I had hoped to have time to make new Irregular Webcomic! strips for this week, but I’ve been so busy I just couldn’t squeeze it in. So I’ve declared this a hiatus week and will hopefully get back to making some more for next week.
I had a full raft of ethics classes today, three in the morning plus an individual extension class in the afternoon. That ends the Buying and Selling topic. Tomorrow I need to write the new topic on Language, in time for three classes in a row in the evening. (So tomorrow is going to pretty busy too.) Also today I did outlines for the next three weeks of classes after that. I’m supposed to have outlines ready 4 weeks in advance, but I’ve neglected to keep up to date for three weeks!
In interesting news following Saturday’s election, today Anthony Albanese was sworn in as the new Prime Minister of Australia. This was despite the election results not being finalised and—technically—it not being certain yet that he will actually win. It seems highly likely that he will be able to form government and become Prime Minister, but it is not guaranteed at this point. With vote counting still underway, it’s possible that the Labor Party will not win enough seats to command a majority in Parliament. If so, they will need to negotiate with the minor parties and independent MPs in order to secure enough supportive votes to form government. It’s possible (although as I said unlikely) that they will withhold their votes and that Albanese will not have been elected Prime Minister.
So why was he sworn in today?? I’m glad you asked!

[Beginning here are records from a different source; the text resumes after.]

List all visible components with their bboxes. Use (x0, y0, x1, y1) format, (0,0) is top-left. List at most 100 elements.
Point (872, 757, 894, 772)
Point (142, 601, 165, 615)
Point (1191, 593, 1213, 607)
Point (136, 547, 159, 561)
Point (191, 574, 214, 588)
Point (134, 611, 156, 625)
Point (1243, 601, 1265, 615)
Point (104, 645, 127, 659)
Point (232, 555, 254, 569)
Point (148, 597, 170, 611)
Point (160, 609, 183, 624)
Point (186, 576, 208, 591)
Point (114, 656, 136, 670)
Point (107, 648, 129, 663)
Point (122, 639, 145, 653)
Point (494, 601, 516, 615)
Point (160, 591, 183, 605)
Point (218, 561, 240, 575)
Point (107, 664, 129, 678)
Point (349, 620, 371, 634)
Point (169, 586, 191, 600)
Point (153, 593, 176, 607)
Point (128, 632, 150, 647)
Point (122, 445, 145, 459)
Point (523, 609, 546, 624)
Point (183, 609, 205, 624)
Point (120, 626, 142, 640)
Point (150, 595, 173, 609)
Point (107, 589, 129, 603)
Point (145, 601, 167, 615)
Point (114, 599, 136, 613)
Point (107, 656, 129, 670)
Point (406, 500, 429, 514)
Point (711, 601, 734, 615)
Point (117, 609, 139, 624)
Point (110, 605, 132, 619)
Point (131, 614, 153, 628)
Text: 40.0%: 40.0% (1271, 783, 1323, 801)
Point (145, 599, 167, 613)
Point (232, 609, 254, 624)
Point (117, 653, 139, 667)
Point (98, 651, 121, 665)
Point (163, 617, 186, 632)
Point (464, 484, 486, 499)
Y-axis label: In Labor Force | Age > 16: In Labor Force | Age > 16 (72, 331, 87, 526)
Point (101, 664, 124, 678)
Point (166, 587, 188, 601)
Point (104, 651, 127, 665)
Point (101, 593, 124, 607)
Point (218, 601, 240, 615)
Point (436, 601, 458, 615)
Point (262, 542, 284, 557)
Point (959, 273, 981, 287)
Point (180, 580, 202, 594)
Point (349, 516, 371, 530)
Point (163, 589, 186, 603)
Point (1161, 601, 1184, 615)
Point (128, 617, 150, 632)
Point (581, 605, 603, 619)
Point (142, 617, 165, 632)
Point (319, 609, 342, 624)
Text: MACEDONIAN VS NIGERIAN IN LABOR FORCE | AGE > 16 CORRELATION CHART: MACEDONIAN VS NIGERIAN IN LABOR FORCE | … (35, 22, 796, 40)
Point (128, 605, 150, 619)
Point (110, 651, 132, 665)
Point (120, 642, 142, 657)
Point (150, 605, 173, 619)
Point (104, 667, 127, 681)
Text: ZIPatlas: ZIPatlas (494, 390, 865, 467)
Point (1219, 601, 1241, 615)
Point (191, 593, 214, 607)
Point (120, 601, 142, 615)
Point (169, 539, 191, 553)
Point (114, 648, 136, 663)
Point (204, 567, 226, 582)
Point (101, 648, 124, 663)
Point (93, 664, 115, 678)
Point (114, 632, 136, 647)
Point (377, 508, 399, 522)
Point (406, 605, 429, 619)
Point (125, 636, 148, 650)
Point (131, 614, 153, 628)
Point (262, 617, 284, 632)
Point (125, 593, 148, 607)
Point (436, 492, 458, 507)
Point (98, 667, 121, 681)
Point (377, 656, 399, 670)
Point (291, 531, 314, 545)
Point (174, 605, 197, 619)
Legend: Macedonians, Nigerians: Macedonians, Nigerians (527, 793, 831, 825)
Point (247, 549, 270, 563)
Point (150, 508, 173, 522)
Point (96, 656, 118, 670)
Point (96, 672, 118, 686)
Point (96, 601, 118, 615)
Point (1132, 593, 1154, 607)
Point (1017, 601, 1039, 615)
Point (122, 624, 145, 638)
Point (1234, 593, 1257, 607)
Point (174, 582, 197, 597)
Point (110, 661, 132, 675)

Normally, the new Prime Minister would indeed not be sworn in until the election results are final and, in the case of a minority government, they had succeeded in negotiating support from the minor parties/independents. The previous government goes into “caretaker” mode at the calling of the election, and the previous Prime Minister remains in office as “caretaker PM” until the newly elected one is sworn in—after the election results have been finalised. The caretaker government retains full powers, but by convention doesn’t actually do anything except in cases of emergency*.
However, in this election there was a special case. The Quad Summit is an international leaders’ meeting held between Australia, the USA, Japan, and India, and this year’s meeting was scheduled to begin on 24 May – tomorrow. With election counting still underway and the result not yet finalised, but a defeat of the previous Prime Minister Scott Morrison looking almost inevitable, it would have been very bad for Morrison to actually go to the meeting as a caretaker Prime Minister with potentially only hours left in office. By convention, he would have been unable to commit Australia to any decisions there.
So, on Sunday (yesterday, the day after the election), Morrison officially resigned as Prime Minister. This forced the Governor-General to—according to the Australian Constitution—either appoint a new government or call a new election. Calling a new election while the results of the one held on Saturday are still being counted is obviously ludicrous, so the Governor-General chose to appoint the likely winner, Anthony Albanese, as an interim Prime Minister, until the election result is finalised and it is known if he will actually be able to form government and claim the role of Prime Minister. And so Anthony Albanese is now Prime Minister and flew to Tokyo today to join the Quad Summit tomorrow and negotiate with Joe Biden, Fumio Kishida, and Narendra Modi.
* Such as in 1914, when Britain declared war on Germany in the middle of an Australian election campaign, thus forcing the caretaker government to immediately begin making war plans.